British scientists at Porton Down announced that they are unable to establish the origin of nerve agent A-234 (also known as "Novichok"). Gary Aitkenhead, chief executive of the Defense Science and Technology Laboratory at Porton Down in England, told Sky News: "We were able to identify it as Novichok, to identify that it was military-grade nerve agent.
"We have not identified the precise source, but we have provided the scientific info to government who have then used a number of other sources to piece together the conclusions you have come to."
Russia has consistently denied being behind the attack on the Skripals in Salisbury on March 4. However, in the eyes of the UK government, their ‘culpability’ has never been in doubt.
Following the poisoning, May was unequivocal about the source of the nerve agent – giving Russia an ultimatum and demanding an explanation for the incident, stating: “Either this was a direct act by the Russian state against our country, or the Russian government lost control of this potentially catastrophically damaging nerve agent and allowed it to get into the hands of others.” When May considered that the ultimatum had not been met, the UK PM accused the Kremlin of being “culpable” for the incident.
Labour leader Jeremy Corbyn took a more cautious tone, calling for the proper channels of international law to be utilized before blame is attributed. Corbyn was attacked by Tories and some Labour MPs alike, for his supposedly weak stance on Russia.
May’s accusations were parroted by many of her ministers, as well as her allies in the press. None were more vocal in their attacks than Foreign Secretary Boris Johnson, who in an interview with the German publication Deutsche Welle relayed a conversation that he had with a Porton Down scientist, claiming that “the people from Porton Down... said there’s no doubt” that the nerve agent is Russian.
Johnson’s assertion of the laboratory’s confidence was challenged by ex-British ambassador Craig Murray, who said he had sources who stated that they had been “pressured” into blaming Russia, and that they were still unsure as to the origin. This position appears to have been vindicated following Porton Down’s statement.
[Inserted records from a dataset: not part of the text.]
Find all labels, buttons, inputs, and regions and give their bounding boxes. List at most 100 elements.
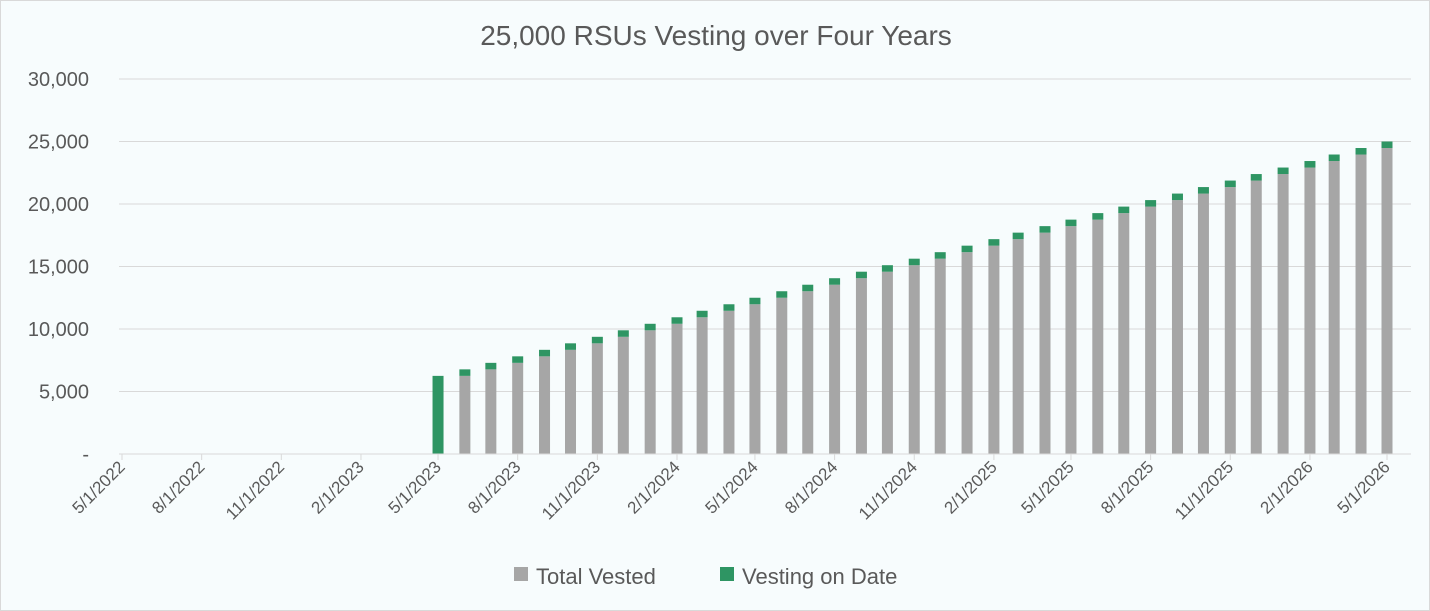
bar-total-vested — [802, 291, 814, 454]
legend-label-total-vested: Total Vested — [536, 564, 656, 589]
bar-vesting-on-date — [485, 362, 497, 370]
bar-vesting-on-date — [749, 297, 761, 305]
bar-vesting-on-date — [1065, 219, 1077, 227]
bar-total-vested — [671, 323, 683, 454]
legend-swatch-total-vested — [514, 567, 528, 581]
bar-total-vested — [1092, 219, 1104, 454]
bar-total-vested — [1145, 206, 1157, 454]
x-tick-label: 2/1/2024 — [624, 457, 684, 517]
x-tick-label: 5/1/2022 — [69, 457, 129, 517]
gridlines — [119, 78, 1411, 392]
bar-total-vested — [1012, 239, 1024, 454]
bar-vesting-on-date — [459, 369, 471, 376]
bar-vesting-on-date — [961, 245, 973, 253]
legend-label-vesting-on-date: Vesting on Date — [742, 564, 897, 589]
x-tick-label: 2/1/2025 — [940, 457, 1000, 517]
bar-total-vested — [1224, 187, 1236, 454]
bar-total-vested — [829, 284, 841, 454]
bar-vesting-on-date — [1197, 187, 1209, 194]
x-tick-label: 11/1/2023 — [538, 457, 604, 523]
bar-vesting-on-date — [644, 323, 656, 331]
bar-total-vested — [591, 343, 603, 454]
bar-total-vested — [1065, 226, 1077, 454]
bar-vesting-on-date — [1328, 154, 1340, 162]
bar-vesting-on-date — [802, 284, 814, 292]
x-tick-label: 8/1/2025 — [1097, 457, 1157, 517]
y-tick-label: 30,000 — [28, 69, 89, 91]
bar-total-vested — [908, 265, 920, 454]
bar-vesting-on-date — [855, 271, 867, 279]
bar-total-vested — [1277, 174, 1289, 455]
y-tick-label: - — [82, 444, 89, 466]
x-tick-label: 8/1/2024 — [781, 457, 841, 517]
x-tick-label: 11/1/2025 — [1171, 457, 1237, 523]
bar-vesting-on-date — [1039, 226, 1051, 233]
bar-series — [432, 141, 1393, 455]
bar-total-vested — [776, 297, 788, 454]
x-axis-ticks: 5/1/2022 8/1/2022 11/1/2022 2/1/2023 5/1/202… — [69, 454, 1394, 523]
bar-vesting-on-date — [432, 375, 444, 454]
bar-vesting-on-date — [988, 239, 1000, 246]
bar-total-vested — [1118, 213, 1130, 454]
bar-total-vested — [855, 278, 867, 454]
bar-total-vested — [459, 375, 471, 454]
bar-vesting-on-date — [934, 252, 946, 259]
x-tick-label: 5/1/2025 — [1018, 457, 1078, 517]
bar-vesting-on-date — [1381, 141, 1393, 149]
bar-vesting-on-date — [881, 265, 893, 272]
x-tick-label: 2/1/2026 — [1257, 457, 1317, 517]
bar-vesting-on-date — [671, 317, 683, 324]
bar-vesting-on-date — [776, 291, 788, 298]
bar-vesting-on-date — [1304, 161, 1316, 168]
bar-total-vested — [1250, 180, 1262, 454]
bar-vesting-on-date — [617, 330, 629, 337]
y-tick-label: 10,000 — [28, 319, 89, 341]
bar-vesting-on-date — [908, 258, 920, 266]
bar-vesting-on-date — [1277, 167, 1289, 175]
bar-vesting-on-date — [1092, 213, 1104, 220]
bar-vesting-on-date — [1355, 148, 1367, 155]
y-tick-label: 20,000 — [28, 194, 89, 216]
bar-total-vested — [565, 349, 577, 454]
bar-total-vested — [988, 245, 1000, 454]
bar-total-vested — [1304, 167, 1316, 454]
bar-total-vested — [749, 304, 761, 454]
bar-total-vested — [881, 271, 893, 454]
x-tick-label: 2/1/2023 — [308, 457, 368, 517]
bar-vesting-on-date — [591, 336, 603, 344]
legend-swatch-vesting-on-date — [720, 567, 734, 581]
bar-vesting-on-date — [696, 310, 708, 318]
bar-vesting-on-date — [1224, 180, 1236, 188]
y-tick-label: 25,000 — [28, 132, 89, 154]
bar-total-vested — [1039, 232, 1051, 454]
bar-total-vested — [723, 310, 735, 454]
chart-title: 25,000 RSUs Vesting over Four Years — [480, 20, 952, 51]
bar-vesting-on-date — [829, 278, 841, 285]
bar-vesting-on-date — [1145, 200, 1157, 207]
bar-total-vested — [617, 336, 629, 454]
x-tick-label: 11/1/2024 — [855, 457, 921, 523]
bar-vesting-on-date — [1012, 232, 1024, 240]
y-tick-label: 5,000 — [39, 382, 89, 404]
bar-total-vested — [1197, 193, 1209, 454]
bar-total-vested — [1171, 200, 1183, 454]
y-tick-label: 15,000 — [28, 257, 89, 279]
x-tick-label: 5/1/2026 — [1334, 457, 1394, 517]
bar-vesting-on-date — [565, 343, 577, 350]
bar-total-vested — [512, 362, 524, 454]
bar-total-vested — [934, 258, 946, 454]
bar-vesting-on-date — [723, 304, 735, 311]
bar-total-vested — [961, 252, 973, 454]
x-tick-label: 5/1/2023 — [385, 457, 445, 517]
y-axis-ticks: - 5,000 10,000 15,000 20,000 25,000 30,000 — [28, 69, 89, 466]
bar-total-vested — [485, 369, 497, 454]
bar-total-vested — [1355, 154, 1367, 454]
x-tick-label: 11/1/2022 — [222, 457, 288, 523]
bar-total-vested — [696, 317, 708, 454]
bar-vesting-on-date — [512, 356, 524, 363]
x-tick-label: 8/1/2023 — [464, 457, 524, 517]
bar-vesting-on-date — [1250, 174, 1262, 181]
x-tick-label: 5/1/2024 — [702, 457, 762, 517]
The apparent discrepancy in what Johnson and the PM have claimed, contrary to the statement given from Porton Down, has already led to calls for front-bench resignations.
So what evidence was Boris Johnson going on when he said people at Porton Down told him "there's no doubt"? This man is our Foreign Secretary, remember. What action will the Prime Minister take against him given that this now seems to be false? pic.twitter.com/hdw9dCCHgN— Liam Young (@liamyoung) April 3, 2018
Boris Johnson said that Porton Down "categorically" knew the source of the nerve agent was Russia—"no doubt".Porton Down now says it cannot know if the source was Russia.Surely this is a resignation issue for Johnson, as the UK's chief diplomat, on a matter so serious.— Alex Nunns (@alexnunns) April 3, 2018
Important this - even though much of HMG maintained the 'highly likely' line + did not suggest that origin of Salisbury Novichok had been traced to Russia, some overstated their case so there could now be a political price to pay https://t.co/aBUJUv9rNo— Mark Urban (@MarkUrban01) April 3, 2018
Further testing on the nerve agent sample will be carried out by the Organisation for the Prohibition of Chemical Weapons (OPWC). However, at this juncture, the UK’s assertion of Russian culpability has never looked more tenuous.